Vegetation growing for water and nutrient removal.
Clear area around spray head – 10 feet in the direction of spray from the head.
Dead vegetation should be reseeded to establish vegetation.

61. Connecting Distribution Heads to Laterals
The distribution heads are connected to the lateral using a riser. The riser can be a solid rigid pipe extending from the lateral to the distribution head located above grade. The riser can also be constructed in a flexible manner to allow greater ability to set the distribution head location and ease of repair.

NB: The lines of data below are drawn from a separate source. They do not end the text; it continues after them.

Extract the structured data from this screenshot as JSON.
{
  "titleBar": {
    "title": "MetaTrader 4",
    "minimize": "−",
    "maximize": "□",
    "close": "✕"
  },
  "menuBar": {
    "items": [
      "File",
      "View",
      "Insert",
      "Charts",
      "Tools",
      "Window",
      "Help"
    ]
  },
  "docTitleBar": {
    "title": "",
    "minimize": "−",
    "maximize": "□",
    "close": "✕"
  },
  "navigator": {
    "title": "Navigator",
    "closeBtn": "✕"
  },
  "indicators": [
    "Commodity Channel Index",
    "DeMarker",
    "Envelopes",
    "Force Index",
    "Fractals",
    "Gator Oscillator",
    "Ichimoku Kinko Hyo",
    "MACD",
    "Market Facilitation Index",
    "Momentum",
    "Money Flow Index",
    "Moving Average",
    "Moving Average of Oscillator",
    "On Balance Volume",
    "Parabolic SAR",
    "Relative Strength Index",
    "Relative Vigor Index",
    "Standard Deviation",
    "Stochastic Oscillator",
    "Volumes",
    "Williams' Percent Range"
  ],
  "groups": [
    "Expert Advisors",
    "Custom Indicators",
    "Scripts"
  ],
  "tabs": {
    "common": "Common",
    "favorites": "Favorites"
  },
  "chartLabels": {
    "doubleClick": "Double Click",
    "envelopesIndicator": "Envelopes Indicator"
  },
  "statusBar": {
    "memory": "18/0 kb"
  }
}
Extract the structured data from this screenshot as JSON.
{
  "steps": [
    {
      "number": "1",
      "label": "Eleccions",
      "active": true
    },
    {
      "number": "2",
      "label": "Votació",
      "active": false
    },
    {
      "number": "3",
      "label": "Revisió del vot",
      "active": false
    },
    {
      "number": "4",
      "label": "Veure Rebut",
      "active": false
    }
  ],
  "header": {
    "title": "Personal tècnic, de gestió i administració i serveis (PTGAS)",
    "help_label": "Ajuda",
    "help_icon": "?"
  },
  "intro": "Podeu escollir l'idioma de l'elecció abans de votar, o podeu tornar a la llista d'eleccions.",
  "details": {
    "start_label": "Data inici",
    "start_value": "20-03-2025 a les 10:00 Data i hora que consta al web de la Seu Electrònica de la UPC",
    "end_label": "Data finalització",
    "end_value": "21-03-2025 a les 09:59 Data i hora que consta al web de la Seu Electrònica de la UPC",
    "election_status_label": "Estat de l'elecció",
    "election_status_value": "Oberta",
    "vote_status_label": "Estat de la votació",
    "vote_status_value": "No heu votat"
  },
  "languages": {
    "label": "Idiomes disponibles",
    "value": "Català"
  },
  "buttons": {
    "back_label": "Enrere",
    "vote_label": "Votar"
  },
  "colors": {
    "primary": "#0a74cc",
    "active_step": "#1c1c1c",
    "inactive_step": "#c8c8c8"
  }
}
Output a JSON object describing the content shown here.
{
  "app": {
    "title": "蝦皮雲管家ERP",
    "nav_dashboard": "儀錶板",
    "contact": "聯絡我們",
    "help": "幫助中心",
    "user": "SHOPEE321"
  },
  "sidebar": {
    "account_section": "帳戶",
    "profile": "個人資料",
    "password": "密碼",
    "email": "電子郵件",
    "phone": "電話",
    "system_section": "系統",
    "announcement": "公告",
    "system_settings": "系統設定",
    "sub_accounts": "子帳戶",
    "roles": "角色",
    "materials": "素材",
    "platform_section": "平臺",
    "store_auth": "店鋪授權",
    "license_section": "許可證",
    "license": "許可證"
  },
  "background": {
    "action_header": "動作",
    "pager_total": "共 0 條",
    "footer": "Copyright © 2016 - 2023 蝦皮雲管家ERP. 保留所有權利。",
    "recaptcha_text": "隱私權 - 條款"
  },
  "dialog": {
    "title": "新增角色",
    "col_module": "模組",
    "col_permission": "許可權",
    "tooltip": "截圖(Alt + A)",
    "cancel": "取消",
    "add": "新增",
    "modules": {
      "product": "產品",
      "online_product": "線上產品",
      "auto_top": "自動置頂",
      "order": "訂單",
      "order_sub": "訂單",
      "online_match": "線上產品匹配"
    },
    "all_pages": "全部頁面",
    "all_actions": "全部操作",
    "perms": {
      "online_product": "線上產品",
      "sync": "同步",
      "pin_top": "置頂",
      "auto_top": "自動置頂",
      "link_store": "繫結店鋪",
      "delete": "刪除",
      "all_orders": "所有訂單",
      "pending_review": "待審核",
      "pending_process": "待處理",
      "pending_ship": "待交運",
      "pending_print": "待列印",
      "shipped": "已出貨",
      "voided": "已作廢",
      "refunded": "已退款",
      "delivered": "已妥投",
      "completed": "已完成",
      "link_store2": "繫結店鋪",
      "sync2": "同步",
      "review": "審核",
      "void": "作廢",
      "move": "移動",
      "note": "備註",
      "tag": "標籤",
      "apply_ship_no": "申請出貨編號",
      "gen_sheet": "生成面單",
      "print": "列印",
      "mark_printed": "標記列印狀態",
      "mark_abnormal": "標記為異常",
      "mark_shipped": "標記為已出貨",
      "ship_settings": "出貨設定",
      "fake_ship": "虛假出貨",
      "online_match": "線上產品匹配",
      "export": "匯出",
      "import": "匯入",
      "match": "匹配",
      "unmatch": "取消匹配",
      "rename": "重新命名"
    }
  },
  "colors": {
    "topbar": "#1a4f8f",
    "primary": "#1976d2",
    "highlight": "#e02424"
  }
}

A swing joint uses rigid PVC piping and connections to set the location of the head.
A flexible nipple has multiple threaded sections that can be selected and cut to the appropriate length which places the distribution head at the soil surface.
A flexible pipe connection utilizes flexible pipe as a riser. This flexible pipe can assist in locating the distribution head at the ground surface and at a good location with respect to the lateral.

62. Summary Treatment requirements
Components of an OWTS using Aerobic Treatment, Disinfection and Spray Dispersal
What is a Flow Equalization Tank?
The wastewater treatment system is installed to remove the constituents from the wastewater. If the components are not working properly, the wastewater will not be treated.
The components work together to achieve proper treatment. It is important for all components to be working.
Flow equalization is a technique used to collect water used in the residence and then time dose the wastewater to down stream components.